Une supposée bonne gestion de la pandémie d’ailleurs que les soutiens de Diouf Sarr n’ont pas eu la pudeur de brandir comme caution de la candidature de ce dernier. Un argument évidemment faux puisqu'on sait bien que la gestion a été catastrophique. Rien que le faible taux de vaccination, les mesures levées sous la contrainte des manifestations des transporteurs et des populations ainsi qu'une démission de l'Etat, sans oublier les nombreux couacs communicationnels, tantôt sur les dons de vaccins et tantôt sur leur coût estimé à 2 milliards, prouvent le contraire. Qu’ils cessent de jouer avec l'intelligence des sénégalais et des électeurs, ces influenceurs sans arguments factuels. Les Sénégalais sont bel et bien présents et ont vécu cette grosse galère qui a amoindri les revenus des bonnes dames et leurs activités commerciales nocturnes ; celles des transporteurs, des hôteliers, les restaurateurs, etc
L'utilité des communes et départements en question
A la vérité, ce qui est le plus désolant, c’est qu’on en soit réduits à se demander à quoi servent réellement les mairies et les départements dans un pays où la gestion de proximité est loin d’avoir prouvé son efficacité et son utilité. Elle est même loin d'être évidente au regard des budgets dérisoires des communes. L'acte 3 de la décentralisation n'a été là que pour ériger des communautés rurales en communes et quelques autres aménagements politiciens etc. Il n'a pas apporté la preuve d’une vraie innovation.

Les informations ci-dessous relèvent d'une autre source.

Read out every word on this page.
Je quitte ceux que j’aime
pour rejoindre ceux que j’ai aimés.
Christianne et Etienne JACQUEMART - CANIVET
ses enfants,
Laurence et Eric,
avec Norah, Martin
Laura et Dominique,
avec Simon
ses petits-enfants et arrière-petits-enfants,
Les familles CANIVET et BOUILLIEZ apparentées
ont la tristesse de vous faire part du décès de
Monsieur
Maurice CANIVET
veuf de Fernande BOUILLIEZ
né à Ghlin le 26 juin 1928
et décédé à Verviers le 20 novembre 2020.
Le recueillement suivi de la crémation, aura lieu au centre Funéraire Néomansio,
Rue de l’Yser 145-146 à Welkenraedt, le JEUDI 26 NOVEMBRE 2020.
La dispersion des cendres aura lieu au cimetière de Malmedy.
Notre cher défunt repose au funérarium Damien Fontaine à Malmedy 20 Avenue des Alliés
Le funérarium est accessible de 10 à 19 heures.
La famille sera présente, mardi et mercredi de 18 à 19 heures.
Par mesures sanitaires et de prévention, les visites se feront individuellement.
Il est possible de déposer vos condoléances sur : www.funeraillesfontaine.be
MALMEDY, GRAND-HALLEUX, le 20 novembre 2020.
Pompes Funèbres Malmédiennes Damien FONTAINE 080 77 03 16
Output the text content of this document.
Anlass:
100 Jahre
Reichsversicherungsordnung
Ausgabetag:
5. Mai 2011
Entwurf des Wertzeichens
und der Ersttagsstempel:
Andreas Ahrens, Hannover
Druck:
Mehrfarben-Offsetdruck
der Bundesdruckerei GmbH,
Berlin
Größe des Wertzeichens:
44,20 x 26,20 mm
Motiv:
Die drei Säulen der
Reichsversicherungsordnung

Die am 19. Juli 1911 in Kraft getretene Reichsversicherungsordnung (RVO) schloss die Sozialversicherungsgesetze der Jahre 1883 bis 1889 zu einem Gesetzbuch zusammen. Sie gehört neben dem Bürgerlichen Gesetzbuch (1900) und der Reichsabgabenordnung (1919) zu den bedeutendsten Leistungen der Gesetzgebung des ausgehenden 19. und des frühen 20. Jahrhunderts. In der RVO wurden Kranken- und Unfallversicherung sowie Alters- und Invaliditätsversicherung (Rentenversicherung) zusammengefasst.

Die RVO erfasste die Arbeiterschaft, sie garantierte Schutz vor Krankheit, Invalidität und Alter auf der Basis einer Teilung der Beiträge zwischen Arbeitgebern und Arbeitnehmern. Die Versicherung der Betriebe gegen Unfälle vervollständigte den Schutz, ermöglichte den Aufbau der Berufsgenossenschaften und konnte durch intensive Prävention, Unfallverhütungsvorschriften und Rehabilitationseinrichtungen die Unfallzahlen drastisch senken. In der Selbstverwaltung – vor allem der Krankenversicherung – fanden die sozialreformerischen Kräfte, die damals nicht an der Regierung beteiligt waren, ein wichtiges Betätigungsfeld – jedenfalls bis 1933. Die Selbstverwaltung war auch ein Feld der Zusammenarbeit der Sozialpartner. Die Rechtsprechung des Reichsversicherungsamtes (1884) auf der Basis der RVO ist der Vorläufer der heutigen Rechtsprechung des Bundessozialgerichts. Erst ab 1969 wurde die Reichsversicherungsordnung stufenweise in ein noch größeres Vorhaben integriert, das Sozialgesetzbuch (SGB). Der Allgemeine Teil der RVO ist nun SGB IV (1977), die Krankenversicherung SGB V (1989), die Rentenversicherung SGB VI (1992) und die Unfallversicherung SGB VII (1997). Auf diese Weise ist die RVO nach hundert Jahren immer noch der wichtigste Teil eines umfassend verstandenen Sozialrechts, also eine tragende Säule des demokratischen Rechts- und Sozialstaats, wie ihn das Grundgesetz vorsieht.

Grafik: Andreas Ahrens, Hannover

En dehors de la coopération décentralisée et de l'apport des immigrés pour aider leurs terroirs d'origine, la gestion des communes et départements s'est résumée pour beaucoup, à la multiplication des occupations anarchiques de l'espace public en vue d’obtenir un impôt local, et au dépeçage du foncier pour en tirer des subsides. Il s'agit dès lors d'avoir une certaine expérience de la gestion et de ce coup de génie pour arriver à assurer des revenus conséquents de manière à pouvoir entreprendre des chantiers pour le bénéfice des populations locales.
Or, beaucoup de ceux-là qui aspirent à la gestion des mairies, souffrent d'un manque d'expérience et de compétence dans la gestion, n'ayant jamais eu comme activité, pour certains que la politique, lorsque d'autres sont sans emploi. Il s’agit aussi et surtout de conjuguer avec la difficulté de gestion de villes stratégiques telles que Dakar, laquelle, risque d’être un parcours du combattant pour le maire, sans une collaboration franche et concertée avec l’Etat central. Demandez à Khalifa Sall qui en a fait les frais. Sacrée caisse d’avance, elle a été un vrai casse-tête pour lui ! Les emprunts obligataires de la ville aussi, avaient été bloqués. Avec les expériences globales de gestion, l'on a fini par croire que si certaines mairies n'avaient pas existé, la situation aurait été pareille. Espérons que ces candidats indépendants et ces chefs d'entreprise candidats, arrivent à changer la donne. Mais avant, il faut qu'ils arrivent à la tête des communes et départements. Et c'est cela l'obstacle à franchir d'abord.